We begin by simulating data from a reference and a test group:

set.seed(123)
group_ref <- rnorm(30, mean = 100, sd = 2)  # Reference product
group_test <- rnorm(20, mean = 99, sd = 2) # Test product

Custom Power Estimation Function

The function below estimates the power of TOST while retaining key logic from our custom implementation tost_auto_var_equal():

  • Variance equality is checked via Levene’s test.
  • RLD sample size is capped at 1.5× the test group.
  • Pooled or conservative SD is used depending on variance assumption.
library(TOSTER)
library(car)
## Loading required package: carData
library(tibble)

power_tost_from_data <- function(group1, group2,
                                 margin_sd = 1.5,
                                 alpha = 0.05,
                                 var.equal = NULL) {
  n1 <- length(group1)
  n2 <- length(group2)

  mean1 <- mean(group1)
  mean2 <- mean(group2)
  var1 <- var(group1)
  var2 <- var(group2)
  delta <- mean1 - mean2  # raw difference

  # Variance equality check
  if (is.null(var.equal)) {
    df_test <- data.frame(value = c(group1, group2),
                          group = factor(rep(c("g1", "g2"), times = c(n1, n2))))
    p_var <- leveneTest(value ~ group, data = df_test)[1, "Pr(>F)"]
    var_equal <- p_var > 0.05
  } else {
    var_equal <- var.equal
    p_var <- NA
  }

  # Margin in raw units (absolute difference)
  ref_sd <- sd(group2)
  eqb_raw <- margin_sd * ref_sd  # ±1.5 SD (raw scale)

  # Adjust RLD sample size (FDA guidance)
  n2_adj <- min(1.5 * n1, n2)

  # Harmonic mean sample size for power estimation
  n_adj <- 2 / (1 / n1 + 1 / n2_adj)

  # Pooled SD for power calculation
  if (var_equal) {
    pooled_sd <- sqrt(((n1 - 1)*var1 + (n2 - 1)*var2) / (n1 + n2 - 2))
  } else {
    pooled_sd <- sqrt((var1 + var2) / 2)  # conservative
  }

  # Power estimation via TOSTER on raw scale
  power_result <- power_t_TOST(
    n = n_adj,
    delta = delta,
    sd = pooled_sd,
    eqb = eqb_raw,
    alpha = alpha,
    type = "two.sample"
  )

  power_value <- power_result$power  # extract numeric

  tibble(
    mean_diff = round(delta, 4),
    pooled_sd = round(pooled_sd, 4),
    margin_raw = round(eqb_raw, 4),
    n1 = n1,
    n2_original = length(group2),
    n2_adj = round(n2_adj, 1),
    n_adj = round(n_adj, 1),
    var_equal = var_equal,
    variance_test_p = round(p_var, 4),
    variance_assumption = if (var_equal) {
      "Equal variance assumed (Levene’s test p > 0.05)"
    } else {
      "Unequal variance assumed (Levene’s test p <= 0.05, Welch’s df applied)"
    },
    power = round(power_value, 4)
  )
}

We now apply the function to our simulated data:

power_result <- power_tost_from_data(group_test, group_ref)
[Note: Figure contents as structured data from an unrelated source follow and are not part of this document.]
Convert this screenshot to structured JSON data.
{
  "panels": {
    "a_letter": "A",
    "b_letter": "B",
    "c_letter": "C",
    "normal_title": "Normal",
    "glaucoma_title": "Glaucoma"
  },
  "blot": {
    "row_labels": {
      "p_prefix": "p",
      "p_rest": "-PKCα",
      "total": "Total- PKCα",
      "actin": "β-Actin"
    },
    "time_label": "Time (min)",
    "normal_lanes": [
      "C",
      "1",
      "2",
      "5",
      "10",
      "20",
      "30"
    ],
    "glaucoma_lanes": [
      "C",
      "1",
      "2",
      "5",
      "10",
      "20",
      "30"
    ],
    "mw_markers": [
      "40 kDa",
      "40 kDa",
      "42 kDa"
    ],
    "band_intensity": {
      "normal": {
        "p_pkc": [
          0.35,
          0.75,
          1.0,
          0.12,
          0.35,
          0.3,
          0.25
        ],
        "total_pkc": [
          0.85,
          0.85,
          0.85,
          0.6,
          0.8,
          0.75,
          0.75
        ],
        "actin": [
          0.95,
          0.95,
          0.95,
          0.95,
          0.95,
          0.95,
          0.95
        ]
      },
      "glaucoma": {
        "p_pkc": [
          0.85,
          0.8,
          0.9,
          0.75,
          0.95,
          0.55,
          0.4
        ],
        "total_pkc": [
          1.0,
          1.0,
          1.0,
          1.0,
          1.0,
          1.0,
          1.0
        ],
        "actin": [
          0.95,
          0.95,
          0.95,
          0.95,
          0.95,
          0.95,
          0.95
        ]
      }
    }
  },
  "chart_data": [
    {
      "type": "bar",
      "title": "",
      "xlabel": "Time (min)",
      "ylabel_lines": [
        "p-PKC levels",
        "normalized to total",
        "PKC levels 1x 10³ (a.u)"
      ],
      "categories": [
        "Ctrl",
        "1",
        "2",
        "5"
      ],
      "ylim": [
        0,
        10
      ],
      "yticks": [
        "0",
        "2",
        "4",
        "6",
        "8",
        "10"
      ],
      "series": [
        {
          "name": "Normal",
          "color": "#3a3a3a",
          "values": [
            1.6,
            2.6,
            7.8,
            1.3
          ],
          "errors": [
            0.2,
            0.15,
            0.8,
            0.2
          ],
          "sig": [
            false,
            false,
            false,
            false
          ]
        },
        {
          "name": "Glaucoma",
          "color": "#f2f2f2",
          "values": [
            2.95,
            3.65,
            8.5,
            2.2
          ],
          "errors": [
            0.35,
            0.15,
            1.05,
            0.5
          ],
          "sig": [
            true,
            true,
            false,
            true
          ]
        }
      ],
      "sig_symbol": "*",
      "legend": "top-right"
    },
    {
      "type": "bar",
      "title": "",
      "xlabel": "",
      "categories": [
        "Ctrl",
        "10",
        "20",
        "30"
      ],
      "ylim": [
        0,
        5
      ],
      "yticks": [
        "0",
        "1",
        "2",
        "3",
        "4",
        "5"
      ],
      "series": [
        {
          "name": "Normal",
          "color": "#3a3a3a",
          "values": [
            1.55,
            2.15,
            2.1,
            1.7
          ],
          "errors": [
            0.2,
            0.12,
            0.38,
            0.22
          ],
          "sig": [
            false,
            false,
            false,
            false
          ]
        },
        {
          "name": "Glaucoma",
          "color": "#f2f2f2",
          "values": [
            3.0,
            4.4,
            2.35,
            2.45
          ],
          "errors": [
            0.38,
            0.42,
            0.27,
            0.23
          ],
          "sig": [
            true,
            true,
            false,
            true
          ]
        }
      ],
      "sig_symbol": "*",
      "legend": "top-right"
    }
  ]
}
We can summarize the results using a helper function below:

summarize_power_result <- function(power_tost) {
  cat("=== Power evaluation Summary ===\n")
  cat("Power:", round(power_result$power, 3),  "\n")
  cat("Difference (delta):", round(power_result$mean_diff, 3), "\n")
  cat("Equivalence margin: ±", round(power_result$margin_raw, 3), "\n")
  cat("Variance assumtion:", power_result$variance_assumption, "\n" )
  if (power_result$power >= 0.8) {
  cat("Conclusion: The current sample size provides sufficient power (≥80%) to assess equivalence.\n")
} else {
  cat("Warning: Power is below 80%. Consider increasing the sample size to ensure reliable equivalence testing.\n")
}
}

Output Example

summarize_power_result(power_tost)
## === Power evaluation Summary ===
## Power: 0.996 
## Difference (delta): -0.593 
## Equivalence margin: ± 2.943 
## Variance assumtion: Equal variance assumed (Levene’s test p > 0.05) 
## Conclusion: The current sample size provides sufficient power (≥80%) to assess equivalence.

Conclusion

Based on the observed data:

  • The study shows a mean difference of –0.593, and a 90% confidence interval entirely within the ±1.5 SD margin.
  • The calculated power is 99.6%, well above the 80% threshold.
  • Variance equality was assumed based on Levene’s test.

Conclusion: The current sample size provides sufficient statistical power to assess equivalence with high confidence.